Jornalistas afegãos geralmente têm dificuldade em obter vistos para países seguros, fugindo na maioria das vezes para a fronteira com o Paquistão e o Irã, que oferecem pouco apoio, segurança ou oportunidade de reassentamento. O Paquistão, assim como o Irã, é um ambiente inseguro para a imprensa, pois os jornalistas paquistaneses vêm enfrentando uma nova onda de violência. O CPJ documentou ataques a tiros contra três jornalistas em dois incidentes separados em maio, que se seguiram ao assassinato de quatro jornalistas paquistaneses naquele mês, o maior número de jornalistas mortos no país do sul da Ásia em um único mês desde que o CPJ começou a coletar dados em 1992.

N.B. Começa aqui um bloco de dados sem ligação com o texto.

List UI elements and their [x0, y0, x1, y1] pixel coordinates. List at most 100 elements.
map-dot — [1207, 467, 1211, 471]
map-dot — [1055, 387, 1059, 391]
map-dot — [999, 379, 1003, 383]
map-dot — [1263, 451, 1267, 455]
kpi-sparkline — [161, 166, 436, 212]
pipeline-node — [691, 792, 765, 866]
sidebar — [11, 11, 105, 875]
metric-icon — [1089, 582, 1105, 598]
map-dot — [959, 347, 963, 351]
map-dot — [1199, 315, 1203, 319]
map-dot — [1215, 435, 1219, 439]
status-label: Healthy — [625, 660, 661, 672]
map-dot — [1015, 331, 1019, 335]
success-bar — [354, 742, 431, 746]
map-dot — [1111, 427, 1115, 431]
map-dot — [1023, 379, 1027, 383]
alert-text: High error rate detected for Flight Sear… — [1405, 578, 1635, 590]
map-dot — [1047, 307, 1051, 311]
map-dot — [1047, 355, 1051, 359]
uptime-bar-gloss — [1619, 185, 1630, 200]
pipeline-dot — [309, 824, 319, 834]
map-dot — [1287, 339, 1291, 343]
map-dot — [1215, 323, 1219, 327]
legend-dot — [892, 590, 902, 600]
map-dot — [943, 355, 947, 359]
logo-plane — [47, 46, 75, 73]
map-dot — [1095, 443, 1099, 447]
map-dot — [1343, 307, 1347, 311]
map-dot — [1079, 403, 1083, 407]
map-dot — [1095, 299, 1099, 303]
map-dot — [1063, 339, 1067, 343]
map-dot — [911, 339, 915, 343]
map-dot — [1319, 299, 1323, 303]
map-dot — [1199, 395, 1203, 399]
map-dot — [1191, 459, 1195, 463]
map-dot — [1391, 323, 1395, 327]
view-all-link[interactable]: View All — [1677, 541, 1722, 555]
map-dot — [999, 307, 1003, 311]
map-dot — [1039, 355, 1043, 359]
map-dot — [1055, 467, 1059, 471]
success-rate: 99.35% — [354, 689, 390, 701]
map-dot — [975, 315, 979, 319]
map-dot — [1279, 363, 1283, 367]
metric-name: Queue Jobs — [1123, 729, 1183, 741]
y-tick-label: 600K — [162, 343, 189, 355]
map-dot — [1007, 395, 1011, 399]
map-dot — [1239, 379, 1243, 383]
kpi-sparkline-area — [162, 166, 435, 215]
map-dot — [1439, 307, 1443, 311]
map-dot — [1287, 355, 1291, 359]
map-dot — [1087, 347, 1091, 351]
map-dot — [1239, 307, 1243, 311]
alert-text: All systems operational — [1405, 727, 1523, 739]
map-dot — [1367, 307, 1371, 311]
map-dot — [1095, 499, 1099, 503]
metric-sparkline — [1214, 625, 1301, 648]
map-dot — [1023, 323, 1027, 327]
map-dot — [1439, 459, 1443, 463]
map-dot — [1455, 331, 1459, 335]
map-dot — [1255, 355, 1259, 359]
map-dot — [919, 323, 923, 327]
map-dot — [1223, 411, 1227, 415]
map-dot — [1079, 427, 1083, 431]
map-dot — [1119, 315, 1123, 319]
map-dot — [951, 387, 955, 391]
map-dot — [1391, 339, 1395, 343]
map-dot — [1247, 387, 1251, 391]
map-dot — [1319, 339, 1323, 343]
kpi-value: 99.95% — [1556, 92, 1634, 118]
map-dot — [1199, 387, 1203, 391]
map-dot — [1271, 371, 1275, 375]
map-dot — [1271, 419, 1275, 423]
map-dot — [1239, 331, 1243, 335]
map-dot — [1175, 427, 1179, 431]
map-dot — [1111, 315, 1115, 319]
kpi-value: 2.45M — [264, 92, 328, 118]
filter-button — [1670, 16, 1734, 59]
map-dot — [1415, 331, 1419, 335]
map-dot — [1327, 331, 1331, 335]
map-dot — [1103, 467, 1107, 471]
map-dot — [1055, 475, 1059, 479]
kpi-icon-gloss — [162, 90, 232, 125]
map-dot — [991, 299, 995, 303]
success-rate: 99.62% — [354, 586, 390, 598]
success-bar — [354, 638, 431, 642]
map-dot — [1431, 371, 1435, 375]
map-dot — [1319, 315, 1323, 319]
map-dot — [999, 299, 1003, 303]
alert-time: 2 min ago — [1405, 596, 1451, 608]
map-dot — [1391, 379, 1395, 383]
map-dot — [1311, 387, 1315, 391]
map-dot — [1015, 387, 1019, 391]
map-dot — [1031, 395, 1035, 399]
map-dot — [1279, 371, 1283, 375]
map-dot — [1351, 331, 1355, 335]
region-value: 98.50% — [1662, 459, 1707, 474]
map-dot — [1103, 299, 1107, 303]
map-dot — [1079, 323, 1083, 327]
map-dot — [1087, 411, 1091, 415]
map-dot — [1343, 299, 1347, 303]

Em abril, o jornalista exilado Ahmad Hanayesh, que possuía duas estações de rádio no Afeganistão antes de fugir para o Paquistão, foi baleado por dois homens armados em uma motocicleta, sofrendo ferimentos na cabeça e no pé. Jornalistas que fugiram do Afeganistão para o Paquistão após a tomada do poder pelo Talibã em 2021 enfrentam rotineiramente a fome, a falta de oportunidades de trabalho e a ameaça de deportação, já que os vistos expiram sem que seja possível renová-los.

À medida que o Talibã continua sua repressão à mídia do país, fechando emissoras e prendendo jornalistas de rádio por tocarem música e conversarem com ouvintes do sexo feminino, os afegãos viajam milhares de quilômetros para escapar da morte, violência e repressão. Eles até tentaram atravessar o perigoso Darién Gap, que liga as Américas do Norte e do Sul, para tentar encontrar refúgio seguro nos EUA. O Afeganistão também é um dos sete principais países de origem de refugiados que atravessam o Canal da Mancha em pequenos barcos, de acordo com o Conselho de Refugiados do Reino Unido.

Até que mais caminhos seguros para fugir do perigo imediato sejam estabelecidos, mais vistos de emergência sejam disponibilizados e os países de refúgio levem a sério a ameaça da repressão transnacional, jornalistas exilados(as) continuarão a fazer viagens perigosas e provavelmente seguirão a enfrentando ameaças quando chegarem ao que deveria ser um lugar seguro.